One interesting detail is that the steering wheel has only basic cruise and stereo controls. Ford's research found that the multifunction, multi-direction thumb controllers they were using were unpopular, so they're gone. The Mach-E will take advantage of greater internet connectivity with web-enabled searches and a voice-assistant system along the lines of Siri or Alexa.

Pop open the hood and you'll find a frunk with enough storage space for a carry-on suitcase. The cargo area is lined with plastic and has a drain plug so you can use it for muddy boots and hose it out afterward, or even use it as a cooler. The traditional trunk has a nice, big hatch opening and stores a reasonable 29 cubic feet, with extra space available under the removable trunk floor.

The Mach-E will offer three driving modes called Whisper, Engage, and Unbridled, the latter with piped-in sound to enhance the performance feel. To us, it sounds vaguely like a space-age version the Mustang's old entry-level V-6. All three modes will offer the option of one-pedal driving. Ford says a semi-autonomous geofenced driving system, similar in function to Cadillac's Super Cruise, will be available after launch; the hardware will be optional, and the software will be beamed to the cars in an over-the-air (OTA) update once development is finished. The plan is for the Mach-E to offer hands-off driving, with cameras aimed at the driver that will trigger a warning if his or her eyes aren't on the road.

The Mach-E uses a standard charging plug, and all trim levels can be fast-charged at up to 150 kW. Ford will offer an optional 240-volt Level II charger, but it's worth noting that the plug adapter included with the car can be used with either a standard 120-volt outlet or a 240-volt outlet, the latter adding range at the rate of about 22 miles per hour of charging, about two-thirds the rate of a Level II charger. To ease on-the-road charging blues, Ford is creating the FordPass network, which allows access to several pay-per-charge networks through a common billing system. Their mapping app can provide real-time charging-station status, and will plot routes with charge stops, charge times, and attractions near the stations.

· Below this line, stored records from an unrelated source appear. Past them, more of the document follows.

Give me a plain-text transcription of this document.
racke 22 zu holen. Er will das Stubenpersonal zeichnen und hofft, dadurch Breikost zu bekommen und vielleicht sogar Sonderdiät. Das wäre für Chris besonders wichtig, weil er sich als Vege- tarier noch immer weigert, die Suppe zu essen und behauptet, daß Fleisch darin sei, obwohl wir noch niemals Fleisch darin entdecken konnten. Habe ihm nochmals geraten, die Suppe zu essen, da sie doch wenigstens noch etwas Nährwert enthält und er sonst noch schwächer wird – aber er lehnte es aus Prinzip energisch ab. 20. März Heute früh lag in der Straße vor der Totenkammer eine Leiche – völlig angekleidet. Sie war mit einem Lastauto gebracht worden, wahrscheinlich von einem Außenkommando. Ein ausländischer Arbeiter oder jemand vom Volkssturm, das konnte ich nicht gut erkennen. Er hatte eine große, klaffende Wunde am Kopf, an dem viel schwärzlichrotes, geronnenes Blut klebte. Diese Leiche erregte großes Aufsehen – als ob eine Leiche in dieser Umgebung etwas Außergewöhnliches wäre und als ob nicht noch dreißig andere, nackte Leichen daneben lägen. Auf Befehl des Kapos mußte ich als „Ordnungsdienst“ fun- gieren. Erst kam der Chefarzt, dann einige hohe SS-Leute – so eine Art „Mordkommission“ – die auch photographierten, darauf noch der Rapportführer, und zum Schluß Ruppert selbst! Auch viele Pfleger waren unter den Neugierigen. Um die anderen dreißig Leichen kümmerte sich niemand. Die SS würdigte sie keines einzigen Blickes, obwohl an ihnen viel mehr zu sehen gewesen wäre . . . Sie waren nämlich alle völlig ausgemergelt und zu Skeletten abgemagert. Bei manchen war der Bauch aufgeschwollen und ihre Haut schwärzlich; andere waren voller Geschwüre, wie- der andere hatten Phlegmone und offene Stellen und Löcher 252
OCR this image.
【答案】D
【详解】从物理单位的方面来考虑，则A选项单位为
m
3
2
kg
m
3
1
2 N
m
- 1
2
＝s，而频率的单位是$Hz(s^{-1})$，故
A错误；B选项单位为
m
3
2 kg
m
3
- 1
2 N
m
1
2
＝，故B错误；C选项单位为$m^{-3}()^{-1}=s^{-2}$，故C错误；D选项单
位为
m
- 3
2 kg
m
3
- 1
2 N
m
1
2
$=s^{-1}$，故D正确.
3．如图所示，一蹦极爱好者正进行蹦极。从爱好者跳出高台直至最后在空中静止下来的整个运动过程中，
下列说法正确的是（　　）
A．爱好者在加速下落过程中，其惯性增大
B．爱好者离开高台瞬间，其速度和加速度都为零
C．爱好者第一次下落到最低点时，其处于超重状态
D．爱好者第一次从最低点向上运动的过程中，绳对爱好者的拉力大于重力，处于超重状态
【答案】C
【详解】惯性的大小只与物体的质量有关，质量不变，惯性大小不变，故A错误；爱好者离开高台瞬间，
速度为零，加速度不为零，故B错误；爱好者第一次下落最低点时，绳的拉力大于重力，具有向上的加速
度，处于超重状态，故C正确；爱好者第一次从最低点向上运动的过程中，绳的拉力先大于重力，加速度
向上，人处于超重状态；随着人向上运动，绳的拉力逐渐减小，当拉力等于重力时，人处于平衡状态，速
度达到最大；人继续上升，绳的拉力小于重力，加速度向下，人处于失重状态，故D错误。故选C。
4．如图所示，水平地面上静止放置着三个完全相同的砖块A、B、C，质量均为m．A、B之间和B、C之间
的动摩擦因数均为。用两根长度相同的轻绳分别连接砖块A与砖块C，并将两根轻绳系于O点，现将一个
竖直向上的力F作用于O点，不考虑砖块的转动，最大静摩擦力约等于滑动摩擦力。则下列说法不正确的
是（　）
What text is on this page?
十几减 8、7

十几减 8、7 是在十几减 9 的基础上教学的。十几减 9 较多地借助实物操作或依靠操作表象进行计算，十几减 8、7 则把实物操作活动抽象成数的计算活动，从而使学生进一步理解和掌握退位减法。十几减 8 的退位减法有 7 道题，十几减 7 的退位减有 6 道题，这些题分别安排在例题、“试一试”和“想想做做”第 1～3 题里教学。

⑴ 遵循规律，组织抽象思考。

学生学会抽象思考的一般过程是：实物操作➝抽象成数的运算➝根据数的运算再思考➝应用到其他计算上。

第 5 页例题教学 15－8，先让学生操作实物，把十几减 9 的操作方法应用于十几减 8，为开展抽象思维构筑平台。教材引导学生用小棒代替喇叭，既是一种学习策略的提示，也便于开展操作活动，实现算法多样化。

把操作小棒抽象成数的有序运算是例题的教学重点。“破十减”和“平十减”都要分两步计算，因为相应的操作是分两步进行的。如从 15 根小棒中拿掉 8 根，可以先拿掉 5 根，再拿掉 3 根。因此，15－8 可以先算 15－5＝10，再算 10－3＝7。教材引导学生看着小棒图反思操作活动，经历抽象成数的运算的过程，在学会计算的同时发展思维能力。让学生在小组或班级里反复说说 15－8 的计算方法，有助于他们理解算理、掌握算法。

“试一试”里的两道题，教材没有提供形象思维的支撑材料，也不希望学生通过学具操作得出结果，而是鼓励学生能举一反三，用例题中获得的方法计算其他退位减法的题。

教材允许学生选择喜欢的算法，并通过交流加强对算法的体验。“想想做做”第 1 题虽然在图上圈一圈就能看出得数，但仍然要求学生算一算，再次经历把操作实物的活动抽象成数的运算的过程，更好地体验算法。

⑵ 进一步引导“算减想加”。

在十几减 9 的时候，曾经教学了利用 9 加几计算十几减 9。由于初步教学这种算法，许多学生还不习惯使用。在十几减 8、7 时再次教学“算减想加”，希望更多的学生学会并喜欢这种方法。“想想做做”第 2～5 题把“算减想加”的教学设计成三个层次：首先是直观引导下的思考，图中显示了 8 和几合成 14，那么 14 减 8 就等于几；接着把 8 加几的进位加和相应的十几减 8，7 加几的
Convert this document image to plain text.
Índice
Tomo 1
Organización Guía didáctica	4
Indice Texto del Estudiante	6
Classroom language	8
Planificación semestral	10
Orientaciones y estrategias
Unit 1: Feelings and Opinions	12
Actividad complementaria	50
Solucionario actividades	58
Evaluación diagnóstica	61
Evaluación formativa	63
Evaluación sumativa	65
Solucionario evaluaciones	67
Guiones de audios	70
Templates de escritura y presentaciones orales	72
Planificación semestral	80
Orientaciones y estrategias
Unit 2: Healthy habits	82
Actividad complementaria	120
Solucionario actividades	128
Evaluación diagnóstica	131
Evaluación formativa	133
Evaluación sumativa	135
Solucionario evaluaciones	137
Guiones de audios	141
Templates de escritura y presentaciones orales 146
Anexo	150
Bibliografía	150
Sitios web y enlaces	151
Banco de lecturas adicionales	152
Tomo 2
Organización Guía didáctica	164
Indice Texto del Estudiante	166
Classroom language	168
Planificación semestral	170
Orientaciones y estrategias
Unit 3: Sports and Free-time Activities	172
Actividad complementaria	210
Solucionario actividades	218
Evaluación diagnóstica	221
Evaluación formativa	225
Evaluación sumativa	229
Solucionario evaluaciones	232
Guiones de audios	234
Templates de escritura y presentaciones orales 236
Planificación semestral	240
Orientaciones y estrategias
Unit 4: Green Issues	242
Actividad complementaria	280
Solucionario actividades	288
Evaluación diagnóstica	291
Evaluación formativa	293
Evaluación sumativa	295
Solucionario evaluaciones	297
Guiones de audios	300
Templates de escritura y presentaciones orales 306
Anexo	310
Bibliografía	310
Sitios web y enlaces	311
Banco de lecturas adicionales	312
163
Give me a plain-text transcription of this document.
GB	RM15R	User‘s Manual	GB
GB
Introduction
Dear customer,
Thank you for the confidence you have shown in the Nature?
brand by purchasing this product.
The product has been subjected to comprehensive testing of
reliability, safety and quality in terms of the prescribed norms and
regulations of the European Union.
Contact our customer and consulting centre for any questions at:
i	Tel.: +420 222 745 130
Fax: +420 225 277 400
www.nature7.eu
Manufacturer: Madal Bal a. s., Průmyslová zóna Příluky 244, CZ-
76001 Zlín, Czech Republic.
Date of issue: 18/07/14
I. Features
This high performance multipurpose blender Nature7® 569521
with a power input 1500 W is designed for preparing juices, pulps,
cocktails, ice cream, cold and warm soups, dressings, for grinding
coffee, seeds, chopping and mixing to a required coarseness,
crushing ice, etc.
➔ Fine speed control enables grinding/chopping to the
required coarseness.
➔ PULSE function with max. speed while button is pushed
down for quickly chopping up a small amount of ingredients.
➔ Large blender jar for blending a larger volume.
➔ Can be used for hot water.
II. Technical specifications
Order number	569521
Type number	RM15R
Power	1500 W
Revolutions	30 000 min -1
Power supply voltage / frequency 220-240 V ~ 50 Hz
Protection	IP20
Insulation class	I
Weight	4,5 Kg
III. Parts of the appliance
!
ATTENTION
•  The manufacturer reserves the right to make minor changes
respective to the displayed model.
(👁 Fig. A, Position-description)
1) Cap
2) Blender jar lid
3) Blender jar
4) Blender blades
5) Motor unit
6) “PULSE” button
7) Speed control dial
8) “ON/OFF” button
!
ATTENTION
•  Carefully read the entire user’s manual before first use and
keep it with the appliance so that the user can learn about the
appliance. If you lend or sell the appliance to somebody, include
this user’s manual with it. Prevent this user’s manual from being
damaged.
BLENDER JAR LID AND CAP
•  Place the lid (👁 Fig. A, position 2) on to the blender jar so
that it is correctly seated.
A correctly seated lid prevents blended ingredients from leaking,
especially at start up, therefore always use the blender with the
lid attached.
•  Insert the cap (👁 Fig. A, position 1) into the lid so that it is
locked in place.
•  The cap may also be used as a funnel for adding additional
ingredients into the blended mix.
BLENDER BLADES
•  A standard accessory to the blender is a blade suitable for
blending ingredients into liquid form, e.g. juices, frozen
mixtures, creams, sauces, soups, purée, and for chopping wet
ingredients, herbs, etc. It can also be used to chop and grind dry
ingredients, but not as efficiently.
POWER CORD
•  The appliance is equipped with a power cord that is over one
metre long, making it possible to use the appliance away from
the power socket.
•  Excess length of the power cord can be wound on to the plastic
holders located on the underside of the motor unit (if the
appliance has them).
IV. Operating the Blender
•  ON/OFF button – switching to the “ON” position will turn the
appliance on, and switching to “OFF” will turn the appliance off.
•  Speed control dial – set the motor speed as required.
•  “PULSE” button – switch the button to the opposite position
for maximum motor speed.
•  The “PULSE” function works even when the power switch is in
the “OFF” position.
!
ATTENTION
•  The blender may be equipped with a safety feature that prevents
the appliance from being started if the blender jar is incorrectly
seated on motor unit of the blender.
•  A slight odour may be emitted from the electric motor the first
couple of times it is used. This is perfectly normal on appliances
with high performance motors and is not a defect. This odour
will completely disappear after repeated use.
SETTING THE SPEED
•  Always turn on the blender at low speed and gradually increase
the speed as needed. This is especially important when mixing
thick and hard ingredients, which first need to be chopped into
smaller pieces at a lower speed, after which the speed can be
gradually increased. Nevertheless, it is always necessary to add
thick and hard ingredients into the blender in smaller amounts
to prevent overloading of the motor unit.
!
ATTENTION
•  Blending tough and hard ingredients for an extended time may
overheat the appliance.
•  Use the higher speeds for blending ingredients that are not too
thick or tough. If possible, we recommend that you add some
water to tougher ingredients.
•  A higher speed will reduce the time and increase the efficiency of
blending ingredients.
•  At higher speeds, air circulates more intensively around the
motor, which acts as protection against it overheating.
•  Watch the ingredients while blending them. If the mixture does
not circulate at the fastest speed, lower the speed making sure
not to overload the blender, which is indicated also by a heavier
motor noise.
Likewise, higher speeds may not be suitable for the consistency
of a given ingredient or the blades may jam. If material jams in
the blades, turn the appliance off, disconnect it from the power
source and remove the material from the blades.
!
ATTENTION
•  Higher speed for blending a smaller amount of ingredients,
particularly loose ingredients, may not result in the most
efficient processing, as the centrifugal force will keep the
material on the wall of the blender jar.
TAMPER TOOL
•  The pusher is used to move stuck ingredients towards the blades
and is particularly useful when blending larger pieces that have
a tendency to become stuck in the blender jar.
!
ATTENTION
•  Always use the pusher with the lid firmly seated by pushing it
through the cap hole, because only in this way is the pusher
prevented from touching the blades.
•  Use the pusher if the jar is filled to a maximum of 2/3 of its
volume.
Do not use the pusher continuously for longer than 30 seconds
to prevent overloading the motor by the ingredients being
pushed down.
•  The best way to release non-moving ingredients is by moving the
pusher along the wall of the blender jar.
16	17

Ford will offer the Mustang Mach-E in five trim levels. The entry-level Select can be rear- or all-wheel drive but only has the standard-range battery. The volume-selling Premium offers both battery and driveline setups, while the California Route 1 will be offered exclusively with the extended-range battery and rear drive. The GT Performance model comes with the big battery and all-wheel drive, as does the limited-run First Edition. The Premium and First Edition are scheduled to arrive in late 2020, followed by the Select and California Route 1 in early 2021 and the GT that spring. Ford will begin taking reservations immediately; a $500 deposit is the price of entry.

Pretty much everything we've seen about the Mustang Mach-E is impressive. Okay, maybe the Mustang tie-in is a bit of a stretch in some regards, but it gives the car a unique presence and selling point, and considering the advanced cabin, controls, and powertrain, it's arguably the one element that identifies the Mach-E as a Ford. This car shows a lot of new thinking, and whether Ford came up with the same answers or really were looking to emulate Tesla is an open question—and largely irrelevant. The future is certainly electric, and we already have proof the Ford Mustang will be part of it.